[FIVE]
Bolling Air Force Base Washington, D.C. 2205 6 August 1943
The Constellation was not only plugged into a ground-power generator but was also connected with something Frade had never seen—a flexible pipe connected to a truck-mounted air-conditioning unit. Graham had told him that it had been specially made to cool the President’s Sacred Cow while the aircraft waited for him on a typical torrid Washington summer day.
Frade was sitting—drinking coffee with Howard Hughes—near the rear door, through which the eighteen-inch-diameter flexible hose was delivering a steady blast of icy air. Frogger was seated about in the middle of the passenger compartment. He was no longer handcuffed. Fischer was sitting across the aisle from him, and two of Howard’s Saints were sitting on the aisle just forward of Frade. Frogger wasn’t going anywhere.
There were MPs armed with Thompson submachine guns at the foot of the stairs, and just inside the door were two men in suits who Frade supposed were either Secret Service agents or from the OSS.
One of them stepped around the air-conditioning hose and onto the stairs, then a moment later came to where Frade and Hughes were sitting.
“Colonel Graham would like to see you, gentlemen,” he said.
They went down the stairway and got into the backseat of the Packard limousine.
“I haven’t heard from Allen Dulles,” Graham began the moment Hughes had pulled the door closed after them. “No telling where he is, or when I’ll hear from him. But I think Frogger’s telling the truth, so I think we should get this show on the road.”
“Vegas?” Hughes said.
Graham nodded.
“Las Vegas?” Frade asked.
Graham nodded again.
“I think it might be helpful if I knew what’s going on,” Frade said more than a little sarcastically.

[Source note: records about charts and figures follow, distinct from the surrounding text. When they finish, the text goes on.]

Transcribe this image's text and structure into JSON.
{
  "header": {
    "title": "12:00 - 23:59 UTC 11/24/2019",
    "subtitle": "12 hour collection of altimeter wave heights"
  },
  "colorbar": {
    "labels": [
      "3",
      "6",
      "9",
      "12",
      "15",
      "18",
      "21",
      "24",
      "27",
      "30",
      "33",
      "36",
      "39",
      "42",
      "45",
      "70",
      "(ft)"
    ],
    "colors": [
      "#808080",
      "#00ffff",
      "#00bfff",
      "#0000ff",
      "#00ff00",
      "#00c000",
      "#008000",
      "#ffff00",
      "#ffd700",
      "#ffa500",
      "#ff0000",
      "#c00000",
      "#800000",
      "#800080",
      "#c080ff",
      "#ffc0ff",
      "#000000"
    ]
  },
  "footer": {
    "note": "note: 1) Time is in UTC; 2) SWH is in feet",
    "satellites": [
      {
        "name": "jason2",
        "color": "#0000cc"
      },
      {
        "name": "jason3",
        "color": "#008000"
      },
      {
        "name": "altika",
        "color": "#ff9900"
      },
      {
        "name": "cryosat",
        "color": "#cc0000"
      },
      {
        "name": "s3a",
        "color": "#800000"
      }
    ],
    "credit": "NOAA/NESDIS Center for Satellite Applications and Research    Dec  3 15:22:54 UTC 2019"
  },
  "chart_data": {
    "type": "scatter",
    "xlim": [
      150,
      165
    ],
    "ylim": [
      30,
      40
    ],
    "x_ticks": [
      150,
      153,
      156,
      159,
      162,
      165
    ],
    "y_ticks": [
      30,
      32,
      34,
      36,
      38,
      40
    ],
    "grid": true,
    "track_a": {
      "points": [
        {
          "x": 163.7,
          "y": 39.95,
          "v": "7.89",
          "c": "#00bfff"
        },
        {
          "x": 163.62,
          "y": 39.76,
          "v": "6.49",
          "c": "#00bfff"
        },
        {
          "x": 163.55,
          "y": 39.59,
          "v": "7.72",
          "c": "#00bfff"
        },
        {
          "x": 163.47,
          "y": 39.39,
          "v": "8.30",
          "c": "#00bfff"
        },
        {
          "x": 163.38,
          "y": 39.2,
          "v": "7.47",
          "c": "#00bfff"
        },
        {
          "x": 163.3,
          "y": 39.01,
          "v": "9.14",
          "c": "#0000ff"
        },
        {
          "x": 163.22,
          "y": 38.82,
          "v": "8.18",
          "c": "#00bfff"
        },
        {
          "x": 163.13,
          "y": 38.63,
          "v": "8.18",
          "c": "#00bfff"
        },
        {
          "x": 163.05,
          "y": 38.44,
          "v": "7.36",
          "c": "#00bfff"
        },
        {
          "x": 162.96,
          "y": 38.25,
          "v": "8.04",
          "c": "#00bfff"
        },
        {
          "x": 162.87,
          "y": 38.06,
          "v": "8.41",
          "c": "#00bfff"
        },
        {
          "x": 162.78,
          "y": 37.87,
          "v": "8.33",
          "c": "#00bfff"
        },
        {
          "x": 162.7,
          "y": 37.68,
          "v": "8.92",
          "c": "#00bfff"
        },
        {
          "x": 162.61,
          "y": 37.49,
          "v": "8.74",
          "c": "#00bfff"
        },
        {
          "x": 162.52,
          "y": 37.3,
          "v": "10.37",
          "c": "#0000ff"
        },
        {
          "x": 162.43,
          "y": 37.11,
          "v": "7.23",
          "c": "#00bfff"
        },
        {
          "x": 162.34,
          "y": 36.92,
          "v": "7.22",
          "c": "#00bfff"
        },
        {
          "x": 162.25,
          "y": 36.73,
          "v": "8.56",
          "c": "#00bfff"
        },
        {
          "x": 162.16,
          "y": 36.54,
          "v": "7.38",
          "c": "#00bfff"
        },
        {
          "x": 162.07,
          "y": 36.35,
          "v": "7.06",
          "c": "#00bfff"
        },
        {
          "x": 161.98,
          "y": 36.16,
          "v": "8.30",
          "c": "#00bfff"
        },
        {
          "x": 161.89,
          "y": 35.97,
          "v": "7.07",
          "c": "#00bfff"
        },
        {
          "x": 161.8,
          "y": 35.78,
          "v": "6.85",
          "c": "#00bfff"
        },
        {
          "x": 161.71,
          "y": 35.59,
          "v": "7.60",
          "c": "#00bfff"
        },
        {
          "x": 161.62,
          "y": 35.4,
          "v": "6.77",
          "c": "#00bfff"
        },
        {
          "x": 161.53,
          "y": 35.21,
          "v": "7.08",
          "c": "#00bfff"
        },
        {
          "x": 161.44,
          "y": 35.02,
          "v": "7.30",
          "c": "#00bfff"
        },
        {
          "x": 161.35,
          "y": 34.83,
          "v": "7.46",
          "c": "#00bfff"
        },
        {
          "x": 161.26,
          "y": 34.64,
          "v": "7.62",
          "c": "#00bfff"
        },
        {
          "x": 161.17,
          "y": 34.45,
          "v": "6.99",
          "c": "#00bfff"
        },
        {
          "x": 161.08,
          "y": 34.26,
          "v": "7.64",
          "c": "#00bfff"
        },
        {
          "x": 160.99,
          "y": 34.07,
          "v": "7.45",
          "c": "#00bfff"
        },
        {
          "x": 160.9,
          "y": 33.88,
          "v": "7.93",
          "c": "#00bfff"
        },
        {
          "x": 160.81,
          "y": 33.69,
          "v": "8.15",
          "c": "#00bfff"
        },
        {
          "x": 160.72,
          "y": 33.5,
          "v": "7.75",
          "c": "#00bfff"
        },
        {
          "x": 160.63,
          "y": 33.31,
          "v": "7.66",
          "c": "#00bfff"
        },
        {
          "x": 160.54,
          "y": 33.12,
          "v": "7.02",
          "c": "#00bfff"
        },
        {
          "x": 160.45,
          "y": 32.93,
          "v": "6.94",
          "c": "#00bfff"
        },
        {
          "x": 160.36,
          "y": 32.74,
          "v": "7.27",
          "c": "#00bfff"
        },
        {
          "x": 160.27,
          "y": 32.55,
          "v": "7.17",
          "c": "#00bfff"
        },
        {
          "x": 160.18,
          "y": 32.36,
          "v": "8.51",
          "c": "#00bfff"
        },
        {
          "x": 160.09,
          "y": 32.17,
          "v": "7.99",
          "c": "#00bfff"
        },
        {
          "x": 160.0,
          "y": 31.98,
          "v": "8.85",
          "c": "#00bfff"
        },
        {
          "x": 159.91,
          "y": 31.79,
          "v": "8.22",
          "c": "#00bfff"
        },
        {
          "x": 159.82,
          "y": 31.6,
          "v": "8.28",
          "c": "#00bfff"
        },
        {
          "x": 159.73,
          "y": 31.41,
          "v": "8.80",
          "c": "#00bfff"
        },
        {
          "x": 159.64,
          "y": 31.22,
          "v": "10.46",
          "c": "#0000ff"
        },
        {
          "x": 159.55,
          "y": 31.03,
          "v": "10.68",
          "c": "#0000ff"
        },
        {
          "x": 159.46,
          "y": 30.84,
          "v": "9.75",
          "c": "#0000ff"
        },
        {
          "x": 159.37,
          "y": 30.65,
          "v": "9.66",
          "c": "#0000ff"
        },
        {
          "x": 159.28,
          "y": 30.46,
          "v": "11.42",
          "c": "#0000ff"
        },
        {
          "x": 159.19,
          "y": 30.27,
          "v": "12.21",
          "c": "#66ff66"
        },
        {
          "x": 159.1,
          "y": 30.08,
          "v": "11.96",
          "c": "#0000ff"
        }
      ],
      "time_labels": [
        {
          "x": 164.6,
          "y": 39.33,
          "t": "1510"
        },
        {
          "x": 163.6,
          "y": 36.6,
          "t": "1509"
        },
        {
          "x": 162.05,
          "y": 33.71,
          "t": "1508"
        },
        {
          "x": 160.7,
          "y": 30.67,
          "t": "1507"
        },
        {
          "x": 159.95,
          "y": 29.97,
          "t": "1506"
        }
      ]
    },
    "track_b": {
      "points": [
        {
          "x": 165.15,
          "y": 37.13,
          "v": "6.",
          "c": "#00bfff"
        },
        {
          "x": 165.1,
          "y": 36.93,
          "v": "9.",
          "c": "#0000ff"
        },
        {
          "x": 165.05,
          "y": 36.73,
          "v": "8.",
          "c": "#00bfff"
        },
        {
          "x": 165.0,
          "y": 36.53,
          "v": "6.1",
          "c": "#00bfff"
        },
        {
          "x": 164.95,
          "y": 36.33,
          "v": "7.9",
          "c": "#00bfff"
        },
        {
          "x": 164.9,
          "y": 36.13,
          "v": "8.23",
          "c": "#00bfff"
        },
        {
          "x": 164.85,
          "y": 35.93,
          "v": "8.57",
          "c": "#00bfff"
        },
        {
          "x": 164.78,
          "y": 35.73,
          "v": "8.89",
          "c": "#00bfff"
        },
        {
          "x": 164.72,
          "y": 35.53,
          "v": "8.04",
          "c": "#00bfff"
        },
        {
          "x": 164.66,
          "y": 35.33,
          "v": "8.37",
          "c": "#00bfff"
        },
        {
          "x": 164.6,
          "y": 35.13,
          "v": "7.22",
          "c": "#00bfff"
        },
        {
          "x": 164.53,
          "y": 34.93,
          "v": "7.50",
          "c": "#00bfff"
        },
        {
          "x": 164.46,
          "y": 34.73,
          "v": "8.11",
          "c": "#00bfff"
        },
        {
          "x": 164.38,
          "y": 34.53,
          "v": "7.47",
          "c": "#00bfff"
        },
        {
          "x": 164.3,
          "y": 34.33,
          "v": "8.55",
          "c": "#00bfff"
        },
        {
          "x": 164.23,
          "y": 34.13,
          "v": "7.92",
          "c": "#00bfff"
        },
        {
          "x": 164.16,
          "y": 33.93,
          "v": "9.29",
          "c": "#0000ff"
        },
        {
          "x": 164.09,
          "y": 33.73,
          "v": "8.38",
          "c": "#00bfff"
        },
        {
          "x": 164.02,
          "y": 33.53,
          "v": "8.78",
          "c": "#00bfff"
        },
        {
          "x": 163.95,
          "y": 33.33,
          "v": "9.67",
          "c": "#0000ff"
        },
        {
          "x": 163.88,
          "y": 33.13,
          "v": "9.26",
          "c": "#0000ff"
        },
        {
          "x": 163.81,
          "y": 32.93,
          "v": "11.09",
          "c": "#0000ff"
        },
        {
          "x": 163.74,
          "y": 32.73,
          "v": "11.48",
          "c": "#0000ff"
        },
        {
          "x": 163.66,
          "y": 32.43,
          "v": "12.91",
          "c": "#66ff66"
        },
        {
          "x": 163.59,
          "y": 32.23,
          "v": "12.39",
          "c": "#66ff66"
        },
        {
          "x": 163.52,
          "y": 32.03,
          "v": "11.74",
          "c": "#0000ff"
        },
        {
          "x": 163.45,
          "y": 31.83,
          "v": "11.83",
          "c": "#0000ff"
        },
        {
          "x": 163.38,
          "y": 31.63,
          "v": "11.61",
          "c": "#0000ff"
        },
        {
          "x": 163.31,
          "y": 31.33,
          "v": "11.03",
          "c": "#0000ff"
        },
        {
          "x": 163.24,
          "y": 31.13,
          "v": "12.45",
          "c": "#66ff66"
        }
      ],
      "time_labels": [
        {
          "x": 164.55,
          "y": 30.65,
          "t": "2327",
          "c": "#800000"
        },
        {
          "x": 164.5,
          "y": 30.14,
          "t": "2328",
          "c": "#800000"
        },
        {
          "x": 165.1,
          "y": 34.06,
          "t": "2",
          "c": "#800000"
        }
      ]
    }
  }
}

“Ignoring your tone of voice, I will tell you,” Graham said. “By now the word is out that we took Frogger to see Hanfstaengl.”
“The word’s out to who?” Frade said. “And, for Christ’s sake, by who?”
“You might want to write this down, Major,” Graham said. “There is no such thing as hole-proof counterintelligence. I’m going on the assumption that among the Hotel Washington’s staff are some people who are generously compensated for reporting to the Spanish embassy, the Mexican embassy, the Argentine embassy—yeah, Clete, the Argentine embassy—and even the British embassy about who goes to see Putzi Hanfstaengl and even more generously compensated if they can provide photographs of the visitors. So we have to get Frogger out of town as quickly as possible.”
“To Las Vegas?”
“Las Vegas is in the middle of nowhere,” Graham explained. “The Las Vegas Army Airfield was established there because it offers a lot of room in which aerial gunners can be trained. What most people don’t know is that across a ridge line or two is another air base, no name, where we conduct tests of various things we don’t want anybody to know about. Don Bell’s jet airplane, for one, and some other things about which you don’t have the Need to Know.
“Frogger can be held there without anybody seeing him, and with virtually no chance of his getting away. There’s no way to walk away, and his chances of getting away in a car are slim to none.
“One of your Lodestars is en route to that air base now, carrying a flight crew for the Constellation—men who know not to ask questions. You and Howard will fly the Lodestar back to Burbank, you having completed your pilot training.
“As soon as I hear from Allen Dulles, Frogger will be flown, with Fischer and two of my men, in the Constellation to Canoas Air Base in Brazil. It’ll be up to you to get him from there to Argentina—any problems with that?”
Frade shook his head.
“And you will fly one of your SAA Lodestars to Argentina. Okay? The managing director of SAA having gotten his ATR first. Still with me?”
Frade nodded.
“By the time you’re ready to move Frogger from Brazil, we’ll get him into civilian clothing and get him a passport. Probably South African.”
Graham looked between them.
“Any questions?”
Both Frade and Hughes shook their heads.
“Okay,” Graham said, “then have a nice flight.”